Clueless Parking Checker Tickets Hearse and Other Funeral Vehicles
Death is sometimes called the final summons, till a Milwaukee parking checker tries to sneak in one more.
A hearse parked outside a funeral Sunday was nailed with a $35 parking ticket.
“Never in my experience have I had a parking ticket for parking a hearse out in front of a church or anywhere we were having a service,” said Marti Daniels, a manager at Church and Chapel Funeral Service with more than 20 years in the business.
In the city’s defense, this particular service happened to be at a downtown beer hall rather than a church. But still. How clueless would a parking checker have to be to whip out the ticket pad at a funeral and start papering vehicles, including the shiny black unmistakable hearse?
The checker can’t argue that she didn’t know it was a funeral. People told her, but she didn’t care. Too bad, so sad, on what was already a sad day.
This occurred at the visitation for Bill Penzey Sr., the patriarch of spices, who died a week ago. Bill was a neighbor of mine, and my kids have worked at Bill and wife Ruth’s spice shop in Wauwatosa over the years.
I was there when the grim parking reaper showed up at Best Place, a banquet hall at the re-emerging Pabst brewery complex. There’s a touching reason why the service was held there. The Penzeys’ daughter and son-in-law, Patty and Tom Erd, had booked Best Place last weekend to celebrate their 25th wedding anniversary. The party was called off and the room was filled instead with family and friends for Bill’s sendoff.
One of those friends, John Tillison, stepped outside during the service and spotted the parking checker in action along N. 9th St. just south of Juneau Ave.
“You are not ticketing a hearse, are you?” he said.
“It’s parked illegally,” she replied.
“This is a funeral, for God’s sake. You can’t be serious,” Tillison said.
She was serious all right. She ticketed the hearse, another funeral director car from Church and Chapel, and some vehicles belonging to mourners.
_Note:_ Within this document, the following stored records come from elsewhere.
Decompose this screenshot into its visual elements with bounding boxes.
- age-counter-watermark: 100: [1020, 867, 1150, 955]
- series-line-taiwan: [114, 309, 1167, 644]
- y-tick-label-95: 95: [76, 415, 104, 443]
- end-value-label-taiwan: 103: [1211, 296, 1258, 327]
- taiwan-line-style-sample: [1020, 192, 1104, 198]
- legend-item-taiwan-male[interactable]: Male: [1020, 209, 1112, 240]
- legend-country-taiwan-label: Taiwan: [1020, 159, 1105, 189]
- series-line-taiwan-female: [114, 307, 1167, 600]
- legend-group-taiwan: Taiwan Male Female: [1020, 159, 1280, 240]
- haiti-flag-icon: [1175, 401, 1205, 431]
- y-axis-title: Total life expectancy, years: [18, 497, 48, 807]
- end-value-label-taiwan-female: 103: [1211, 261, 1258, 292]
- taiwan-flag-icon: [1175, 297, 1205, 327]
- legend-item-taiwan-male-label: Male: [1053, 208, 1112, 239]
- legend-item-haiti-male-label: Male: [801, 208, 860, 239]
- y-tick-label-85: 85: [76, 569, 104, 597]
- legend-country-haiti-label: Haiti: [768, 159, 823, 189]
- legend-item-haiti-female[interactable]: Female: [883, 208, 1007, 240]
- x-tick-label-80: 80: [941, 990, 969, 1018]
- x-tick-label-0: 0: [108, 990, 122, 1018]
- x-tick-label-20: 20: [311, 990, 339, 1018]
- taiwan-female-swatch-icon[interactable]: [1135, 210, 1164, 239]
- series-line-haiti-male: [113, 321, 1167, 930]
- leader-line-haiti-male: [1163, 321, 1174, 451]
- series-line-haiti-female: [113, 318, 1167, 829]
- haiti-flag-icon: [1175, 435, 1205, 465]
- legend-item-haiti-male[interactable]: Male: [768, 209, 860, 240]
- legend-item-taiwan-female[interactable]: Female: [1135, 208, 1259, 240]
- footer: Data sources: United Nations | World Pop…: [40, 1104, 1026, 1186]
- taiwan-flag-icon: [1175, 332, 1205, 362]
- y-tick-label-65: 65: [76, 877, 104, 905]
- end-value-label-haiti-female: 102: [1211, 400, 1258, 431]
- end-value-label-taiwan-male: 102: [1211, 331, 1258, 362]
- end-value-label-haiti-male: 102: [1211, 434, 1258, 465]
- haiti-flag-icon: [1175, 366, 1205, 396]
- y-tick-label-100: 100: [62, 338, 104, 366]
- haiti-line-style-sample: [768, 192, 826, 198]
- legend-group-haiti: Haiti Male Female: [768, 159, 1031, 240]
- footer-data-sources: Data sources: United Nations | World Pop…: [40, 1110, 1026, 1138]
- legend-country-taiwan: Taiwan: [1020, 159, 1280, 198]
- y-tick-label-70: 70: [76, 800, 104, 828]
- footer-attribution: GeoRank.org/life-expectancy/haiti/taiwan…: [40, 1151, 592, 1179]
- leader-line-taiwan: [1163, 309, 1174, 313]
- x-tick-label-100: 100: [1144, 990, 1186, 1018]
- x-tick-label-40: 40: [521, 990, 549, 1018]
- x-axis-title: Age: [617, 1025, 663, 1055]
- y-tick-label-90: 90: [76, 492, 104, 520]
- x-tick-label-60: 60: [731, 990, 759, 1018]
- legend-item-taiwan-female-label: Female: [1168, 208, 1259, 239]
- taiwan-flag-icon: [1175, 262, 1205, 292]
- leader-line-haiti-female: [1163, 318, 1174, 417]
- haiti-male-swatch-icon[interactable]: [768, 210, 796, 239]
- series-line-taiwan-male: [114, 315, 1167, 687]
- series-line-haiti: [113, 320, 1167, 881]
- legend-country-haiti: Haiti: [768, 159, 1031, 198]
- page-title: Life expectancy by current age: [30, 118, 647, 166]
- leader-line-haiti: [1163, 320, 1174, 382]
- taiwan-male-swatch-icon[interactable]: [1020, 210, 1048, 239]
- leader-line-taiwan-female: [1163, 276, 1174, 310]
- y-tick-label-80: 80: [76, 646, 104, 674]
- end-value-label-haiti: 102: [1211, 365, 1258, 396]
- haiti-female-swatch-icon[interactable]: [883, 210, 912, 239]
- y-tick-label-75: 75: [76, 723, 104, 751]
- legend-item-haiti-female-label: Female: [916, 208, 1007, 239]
The hearse driver, a retired sheriff’s deputy, also tried to talk sense to the checker, but she was having none of it. Tillison went back inside and made an announcement to warn people. “Real nice at a funeral,” he said sarcastically.
It’s true that the hearse was in a no-parking zone. The neighborhood, where a lot of MATC students park, is a favorite target of parking enforcement, according to an article in this newspaper Monday.
But it was a Sunday afternoon and the old brewery area was like a ghost town. Plus, did I mention it was a funeral?! You want the hearse close to the front door so you don’t have to roll the casket down the block.
The Penzey family was more amused than angry. Bill “would have gotten a huge laugh out of it,” Ruth said.
In fact, they asked Church and Chapel for the ticket as a scrapbook souvenir.
As you can guess, it took me just one quick phone call to the parking enforcement office to get all the tickets voided. They, too, could not remember another time when a hearse got a parking ticket at a funeral.
Neither could Scott Peterson, executive director of the Wisconsin Funeral Directors Association. He compared parking leniency for hearses to funeral processions being allowed to go through red lights. “We’re used to working closely with law enforcement,” he said.
Thomas Sanders, parking enforcement manager for the city, said the checker should have listened to the explanation from people on the street. Funerals are supposed to be given extra consideration.
“Some checkers are overzealous. They’re trying to do their jobs,” he said.
I asked if checkers get paid on commission.
“No one is paid more because they write more, or less if they write less,” Sanders said.
Daniels at Church and Chapel was relieved to hear he wouldn’t have to pay $70 for the tickets on the two funeral vehicles.
Let it be known, he said, that the expense would not have been passed along to the family.
So at least there’s that much compassion left in the world.